A new specialized search capability from Google Labs is the Google Code Search, in beta. Unlike regular Web searching, the Code Search allows truncation with the asterisk (*) and regular expression searching, but it is only searching across identified programming code source like JavaScript and Perl. According to the announcement, it is designed to give "programmers a single place to search publicly accessible source code." It has some specialized field searches including file:, package:, language:, and license:.

Dated Oct 5, 2006 in Google - [#permalink]

New Google Groups

The old Usenet groups and DejaNews search engine became Google Groups. Now Google is announcing the launch of yet another version of Groups. The beta has a new interface and several new features. New capabilities include the ability for group owners to create a welcome message, upload a group logo, and customize fonts and colors. The new Pages feature lets users create web pages inside a group as well. Overall, it seems to be moving Google Groups further away from its Usenet origins and more towards what Yahoo! Groups offers.

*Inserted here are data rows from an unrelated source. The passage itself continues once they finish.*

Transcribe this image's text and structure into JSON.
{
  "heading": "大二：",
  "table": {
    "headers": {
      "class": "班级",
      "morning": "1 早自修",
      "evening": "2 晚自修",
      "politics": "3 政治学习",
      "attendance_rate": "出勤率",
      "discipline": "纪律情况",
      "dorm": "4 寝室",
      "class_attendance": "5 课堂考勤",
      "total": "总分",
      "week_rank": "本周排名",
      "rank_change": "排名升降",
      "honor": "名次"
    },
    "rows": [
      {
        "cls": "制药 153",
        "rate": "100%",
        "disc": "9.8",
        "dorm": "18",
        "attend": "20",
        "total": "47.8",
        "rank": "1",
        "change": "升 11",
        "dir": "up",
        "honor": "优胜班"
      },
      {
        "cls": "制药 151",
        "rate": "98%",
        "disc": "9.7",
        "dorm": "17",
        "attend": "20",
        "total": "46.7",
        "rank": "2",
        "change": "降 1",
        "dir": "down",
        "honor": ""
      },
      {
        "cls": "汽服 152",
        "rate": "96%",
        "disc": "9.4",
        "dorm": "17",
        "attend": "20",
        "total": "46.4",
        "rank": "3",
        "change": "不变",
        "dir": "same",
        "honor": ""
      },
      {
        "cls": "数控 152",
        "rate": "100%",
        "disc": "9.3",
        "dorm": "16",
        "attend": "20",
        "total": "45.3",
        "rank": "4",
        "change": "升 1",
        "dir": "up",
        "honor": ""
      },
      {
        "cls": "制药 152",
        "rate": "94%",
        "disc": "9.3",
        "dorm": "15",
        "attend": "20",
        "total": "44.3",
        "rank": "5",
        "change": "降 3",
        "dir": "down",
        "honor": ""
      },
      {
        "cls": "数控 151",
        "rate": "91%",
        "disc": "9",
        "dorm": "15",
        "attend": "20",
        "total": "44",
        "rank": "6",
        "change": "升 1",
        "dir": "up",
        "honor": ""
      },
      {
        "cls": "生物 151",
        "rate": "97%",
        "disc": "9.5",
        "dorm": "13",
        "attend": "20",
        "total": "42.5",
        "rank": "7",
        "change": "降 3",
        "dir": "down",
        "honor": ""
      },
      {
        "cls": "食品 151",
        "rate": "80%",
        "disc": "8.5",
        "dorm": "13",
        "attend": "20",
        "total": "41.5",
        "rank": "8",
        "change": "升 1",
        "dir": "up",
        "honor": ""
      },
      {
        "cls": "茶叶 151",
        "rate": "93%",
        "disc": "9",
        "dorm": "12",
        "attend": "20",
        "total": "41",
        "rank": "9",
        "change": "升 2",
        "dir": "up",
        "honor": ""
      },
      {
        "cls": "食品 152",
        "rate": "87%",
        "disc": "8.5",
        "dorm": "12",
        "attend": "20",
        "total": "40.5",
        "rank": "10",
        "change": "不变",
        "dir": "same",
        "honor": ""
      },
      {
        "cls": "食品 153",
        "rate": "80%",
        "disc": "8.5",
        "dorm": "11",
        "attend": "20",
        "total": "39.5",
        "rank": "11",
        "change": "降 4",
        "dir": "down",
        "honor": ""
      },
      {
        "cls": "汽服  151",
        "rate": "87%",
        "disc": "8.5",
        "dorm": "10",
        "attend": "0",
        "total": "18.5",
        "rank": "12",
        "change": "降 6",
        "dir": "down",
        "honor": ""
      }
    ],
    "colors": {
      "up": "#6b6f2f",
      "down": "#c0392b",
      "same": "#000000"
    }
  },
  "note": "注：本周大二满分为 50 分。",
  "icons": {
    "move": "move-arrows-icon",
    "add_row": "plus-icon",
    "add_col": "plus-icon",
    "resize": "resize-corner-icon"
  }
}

Dated Oct 4, 2006 in Google | Opinion Searching - [#permalink]

SearchMash, the New Google?

Google usually runs all kinds of experimental user interfaces, changes to ranking algorithms, and tests of every type on their own site, just letting a very small percentage of their users see the changes and then evaluating the response. Now, Google has actually launched its own experimental search engine a a completely different URL with no Google logo. SearchMash is the new site. SearchMash presents Web results with Image matches off to the right side. Results are numbered (something I always prefer) and can be sorted. Just click and drag one to change the order of the results (although I have no idea why you might want to do this). Another interface change is that at the end of the page, searchers can just click on the "more web pages" link to retrieve another ten results. Instead of being shown on a new page, they just appear below the first ten, on the same page. Overall, I find no compelling reason to use this, but it is a site to watch for future Google experiments.